RayRay on Nostr: waxwing breaking down Apples web attestation 👇🏽 ...
waxwing (npub1vad…nuu7) breaking down Apples web attestation 👇🏽
quoting nevent1q…pmrdYes, it is a bit unobvious.
So like, you are using iOS or MacOS and you're browsing with Safari.
You access a website which is protected by Cloudflare; perhaps that site is experience some DDoS attack in the most extreme case.
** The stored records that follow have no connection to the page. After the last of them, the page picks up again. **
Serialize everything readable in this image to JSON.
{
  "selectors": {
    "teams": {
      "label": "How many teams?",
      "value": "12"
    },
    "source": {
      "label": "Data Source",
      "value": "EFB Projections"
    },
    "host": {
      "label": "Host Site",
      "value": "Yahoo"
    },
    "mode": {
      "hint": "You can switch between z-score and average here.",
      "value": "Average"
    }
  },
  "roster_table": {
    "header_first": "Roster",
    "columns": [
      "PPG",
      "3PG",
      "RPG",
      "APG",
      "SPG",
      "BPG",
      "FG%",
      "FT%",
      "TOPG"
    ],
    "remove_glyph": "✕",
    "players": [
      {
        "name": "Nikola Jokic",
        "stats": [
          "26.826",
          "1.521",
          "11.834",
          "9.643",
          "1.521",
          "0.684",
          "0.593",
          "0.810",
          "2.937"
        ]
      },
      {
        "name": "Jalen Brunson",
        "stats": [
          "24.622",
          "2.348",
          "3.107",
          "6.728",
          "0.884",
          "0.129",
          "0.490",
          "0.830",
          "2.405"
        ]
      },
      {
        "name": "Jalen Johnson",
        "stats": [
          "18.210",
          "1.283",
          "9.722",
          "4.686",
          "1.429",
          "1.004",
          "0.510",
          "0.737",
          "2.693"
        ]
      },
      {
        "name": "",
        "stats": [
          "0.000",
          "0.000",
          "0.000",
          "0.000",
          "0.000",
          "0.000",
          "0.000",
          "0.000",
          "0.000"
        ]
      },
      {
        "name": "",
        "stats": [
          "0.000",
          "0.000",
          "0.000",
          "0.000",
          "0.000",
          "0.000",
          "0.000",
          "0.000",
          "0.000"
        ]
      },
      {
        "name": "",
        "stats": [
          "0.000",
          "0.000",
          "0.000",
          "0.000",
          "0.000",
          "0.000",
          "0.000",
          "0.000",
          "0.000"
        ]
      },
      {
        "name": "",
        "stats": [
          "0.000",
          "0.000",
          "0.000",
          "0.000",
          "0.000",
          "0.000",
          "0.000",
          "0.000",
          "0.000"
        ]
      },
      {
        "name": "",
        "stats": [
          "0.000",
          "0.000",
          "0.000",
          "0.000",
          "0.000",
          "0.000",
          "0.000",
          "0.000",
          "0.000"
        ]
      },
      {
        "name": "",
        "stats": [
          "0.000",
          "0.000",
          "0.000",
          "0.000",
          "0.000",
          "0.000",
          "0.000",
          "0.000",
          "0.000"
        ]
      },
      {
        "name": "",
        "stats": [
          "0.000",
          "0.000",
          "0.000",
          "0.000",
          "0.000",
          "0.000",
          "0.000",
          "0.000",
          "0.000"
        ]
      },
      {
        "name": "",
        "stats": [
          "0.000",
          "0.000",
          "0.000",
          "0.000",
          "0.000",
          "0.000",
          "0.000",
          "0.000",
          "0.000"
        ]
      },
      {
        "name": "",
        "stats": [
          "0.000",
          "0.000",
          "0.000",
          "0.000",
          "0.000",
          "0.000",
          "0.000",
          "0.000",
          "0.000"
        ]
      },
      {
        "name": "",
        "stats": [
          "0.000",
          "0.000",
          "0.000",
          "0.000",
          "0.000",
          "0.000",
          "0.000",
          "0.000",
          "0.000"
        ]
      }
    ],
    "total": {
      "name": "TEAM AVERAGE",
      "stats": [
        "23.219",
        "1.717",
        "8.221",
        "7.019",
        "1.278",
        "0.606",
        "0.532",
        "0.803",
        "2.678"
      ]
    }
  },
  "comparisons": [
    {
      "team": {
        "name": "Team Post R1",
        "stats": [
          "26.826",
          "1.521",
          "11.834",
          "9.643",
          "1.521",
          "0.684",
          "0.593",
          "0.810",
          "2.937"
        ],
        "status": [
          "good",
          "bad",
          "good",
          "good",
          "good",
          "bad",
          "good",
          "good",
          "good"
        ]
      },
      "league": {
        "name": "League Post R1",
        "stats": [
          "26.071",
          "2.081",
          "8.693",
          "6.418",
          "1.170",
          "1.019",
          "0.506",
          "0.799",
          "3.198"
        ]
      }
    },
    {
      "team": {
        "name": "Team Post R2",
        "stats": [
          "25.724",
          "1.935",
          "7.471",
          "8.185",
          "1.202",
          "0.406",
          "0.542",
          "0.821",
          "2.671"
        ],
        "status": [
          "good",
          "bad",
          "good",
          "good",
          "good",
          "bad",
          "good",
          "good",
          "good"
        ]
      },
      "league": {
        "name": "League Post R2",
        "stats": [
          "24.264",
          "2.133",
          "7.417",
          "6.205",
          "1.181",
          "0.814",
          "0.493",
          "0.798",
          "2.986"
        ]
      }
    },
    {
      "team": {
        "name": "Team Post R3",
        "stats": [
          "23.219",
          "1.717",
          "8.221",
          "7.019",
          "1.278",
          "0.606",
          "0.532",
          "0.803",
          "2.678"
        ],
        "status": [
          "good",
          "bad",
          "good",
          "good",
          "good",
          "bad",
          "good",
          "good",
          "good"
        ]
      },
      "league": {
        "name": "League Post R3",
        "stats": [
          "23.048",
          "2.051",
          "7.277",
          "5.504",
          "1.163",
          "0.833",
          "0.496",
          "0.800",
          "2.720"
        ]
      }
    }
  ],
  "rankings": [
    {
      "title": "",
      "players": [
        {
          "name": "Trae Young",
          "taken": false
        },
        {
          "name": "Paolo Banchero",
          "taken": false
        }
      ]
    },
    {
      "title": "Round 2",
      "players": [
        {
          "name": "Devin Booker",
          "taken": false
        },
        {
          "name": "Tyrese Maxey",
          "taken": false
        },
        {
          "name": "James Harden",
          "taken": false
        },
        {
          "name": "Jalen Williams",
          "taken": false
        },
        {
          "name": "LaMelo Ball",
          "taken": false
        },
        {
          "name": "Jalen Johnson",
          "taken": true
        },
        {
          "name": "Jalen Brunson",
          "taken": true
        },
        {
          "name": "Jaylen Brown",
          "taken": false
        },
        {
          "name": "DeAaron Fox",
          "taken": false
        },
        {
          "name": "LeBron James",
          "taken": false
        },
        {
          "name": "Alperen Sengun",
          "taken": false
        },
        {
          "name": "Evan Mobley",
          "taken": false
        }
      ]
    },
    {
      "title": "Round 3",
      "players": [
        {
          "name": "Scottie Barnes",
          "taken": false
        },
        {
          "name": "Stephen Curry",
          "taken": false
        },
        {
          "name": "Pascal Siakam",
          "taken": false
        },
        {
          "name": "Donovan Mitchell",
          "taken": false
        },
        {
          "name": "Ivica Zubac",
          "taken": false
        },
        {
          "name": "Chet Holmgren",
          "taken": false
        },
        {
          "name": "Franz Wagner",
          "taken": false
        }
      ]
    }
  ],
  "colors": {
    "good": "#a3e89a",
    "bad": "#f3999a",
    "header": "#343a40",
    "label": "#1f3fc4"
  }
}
What they can do is show you a captcha and force you to prove you are human to access the site.
Or the privacypass model: some centralized service asks you to solve a few captchas well in advance, then provides you with blinded tokens. Later, when you want to access a site, you can bypass captchas by showing these tokens: they don't reveal you're the same person as the centralized service saw earlier, but they prove you *did* earlier do that captcha.
Apple now changes it a bit: now they are the central server, and, under the hood, the Safari browser sends a request back home to Apple for some blinded tokens. They are given to you because Apple can check that your device is "legit".
Imagine, as the article says, that they stop issuing tokens if your OS is out of date, or, they don't like you etc.
It certainly is an interesting idea/model, because the UX for most users will be perfect: no captchas, ever. But it is also potentially disturbing.